Whenever I see an outcome like this I blame the Sydney Swans and Andrew Dunkley, who was suspended after the prelim leading to the 1996 Grand Final, successfully sought an injunction in the Supreme Court, played in the Grand Final and then was subsequently suspended for three weeks for his act in the prelim.
The AFL has constructed a tribunal system that mirrors the courts, in part, to prevent that from happening again. A player can’t argue they have been denied natural justice if natural justice is baked into the tribunal process.
But by setting up an independent appeals board, stacked with QCs, you increase the chances of the sorts of procedural defences used by Carlton’s Counsel being successful.

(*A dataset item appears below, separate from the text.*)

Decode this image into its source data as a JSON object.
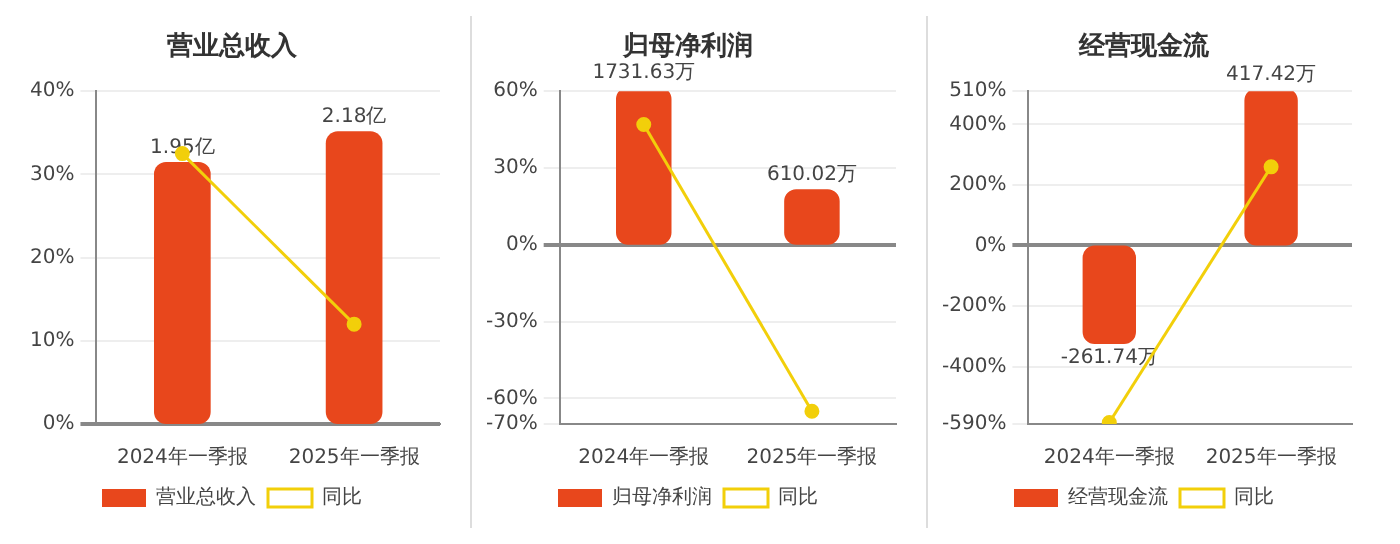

There's no lesson to be learned by players from this appeal decision, only a lesson for the AFL's Counsel that if they are going to ask for a player to be suspended for a bump, they need to establish before the Tribunal that the player indeed bumped.
I thought it was a two-week bump, and there has been a lot of blow-back for the AFL from people who feel the same. I reckon ‘the AFL’ would be fuming with this decision by the independent appeals board – but that’s the price you pay for independence.
I think the AFL is going to have to ask itself which is the greater risk: win-at-all-costs clubs taking them to court every other finals series, or not being able to enforce its own rules to protect players?